Rewriting these scenes has been almost like playing with audio. Some parts of Ned’s track get muted; Charlotte has no way of “hearing” them. Conversely, some of Charlotte’s levels get brought way up; if we’re in her head, they have to be prominent.
There is a strong temptation to not do this. After all, the scene has played out already; Charlotte and Ned have made their choices as to what they’re doing and saying.
Except I’m the author, I have the red pen, and sometimes for the sake of the story, you have to “re-dream the dream.”
Restart. Let the scene play out again. Let it go differently.
First scene: Ned’s checking out the mysterious curtain that divides the worlds, Charlotte’s keeping him safe. Which was cool when it was his POV. But tell me, which is more interesting—a mysterious curtain, or making sure your sibling’s still breathing?

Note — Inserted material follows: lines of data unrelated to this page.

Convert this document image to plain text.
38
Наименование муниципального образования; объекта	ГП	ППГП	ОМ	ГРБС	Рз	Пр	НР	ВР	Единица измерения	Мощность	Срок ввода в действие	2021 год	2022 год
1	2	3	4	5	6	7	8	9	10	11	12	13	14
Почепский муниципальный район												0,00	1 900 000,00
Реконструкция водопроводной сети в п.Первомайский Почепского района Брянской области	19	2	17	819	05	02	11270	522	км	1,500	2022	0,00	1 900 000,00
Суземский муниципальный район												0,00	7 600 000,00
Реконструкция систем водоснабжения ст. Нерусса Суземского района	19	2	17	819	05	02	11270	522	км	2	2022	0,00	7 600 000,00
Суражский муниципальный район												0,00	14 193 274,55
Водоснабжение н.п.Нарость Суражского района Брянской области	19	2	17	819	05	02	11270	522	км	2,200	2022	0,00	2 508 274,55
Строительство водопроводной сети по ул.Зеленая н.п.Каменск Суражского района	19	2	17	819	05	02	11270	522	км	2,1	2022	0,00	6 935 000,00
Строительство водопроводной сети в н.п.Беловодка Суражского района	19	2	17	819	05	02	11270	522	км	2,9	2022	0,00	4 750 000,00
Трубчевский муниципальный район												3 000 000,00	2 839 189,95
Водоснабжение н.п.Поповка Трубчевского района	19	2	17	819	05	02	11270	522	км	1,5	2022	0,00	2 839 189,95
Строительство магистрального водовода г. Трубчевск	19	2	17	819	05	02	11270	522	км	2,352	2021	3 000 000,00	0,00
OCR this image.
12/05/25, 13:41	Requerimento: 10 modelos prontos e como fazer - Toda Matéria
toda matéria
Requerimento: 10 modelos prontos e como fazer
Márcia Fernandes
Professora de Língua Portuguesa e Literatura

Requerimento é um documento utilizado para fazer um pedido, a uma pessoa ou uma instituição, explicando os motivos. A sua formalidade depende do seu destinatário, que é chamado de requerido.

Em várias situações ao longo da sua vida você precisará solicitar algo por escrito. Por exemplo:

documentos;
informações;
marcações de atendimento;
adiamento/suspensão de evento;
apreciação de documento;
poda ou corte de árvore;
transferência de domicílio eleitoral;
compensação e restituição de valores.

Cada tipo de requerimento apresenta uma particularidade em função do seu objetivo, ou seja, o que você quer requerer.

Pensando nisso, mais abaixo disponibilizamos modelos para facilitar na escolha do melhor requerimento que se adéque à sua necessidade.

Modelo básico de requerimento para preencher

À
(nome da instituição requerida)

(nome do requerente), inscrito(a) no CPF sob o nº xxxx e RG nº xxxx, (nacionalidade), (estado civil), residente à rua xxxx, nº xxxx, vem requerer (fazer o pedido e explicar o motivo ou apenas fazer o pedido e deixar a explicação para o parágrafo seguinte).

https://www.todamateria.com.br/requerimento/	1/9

Yeah. I thought so. In the edits, Charlotte got the interesting action (because POV character), which necessitated some dialogue switching. A little rephrasing to match each character’s voice, but really, no big deal.
This is actually really fun. I’ve loved getting to know this character better. And I’ve loved writing some new solo scenes for her. So much more interesting than swapping pronouns!
ALSO: Cool thing of the week!
Remember how I fell in love with The Star of the County Down? I found this image of the song’s heroine. If anyone ever turned this book into an animated Disney film, this would be Mairi.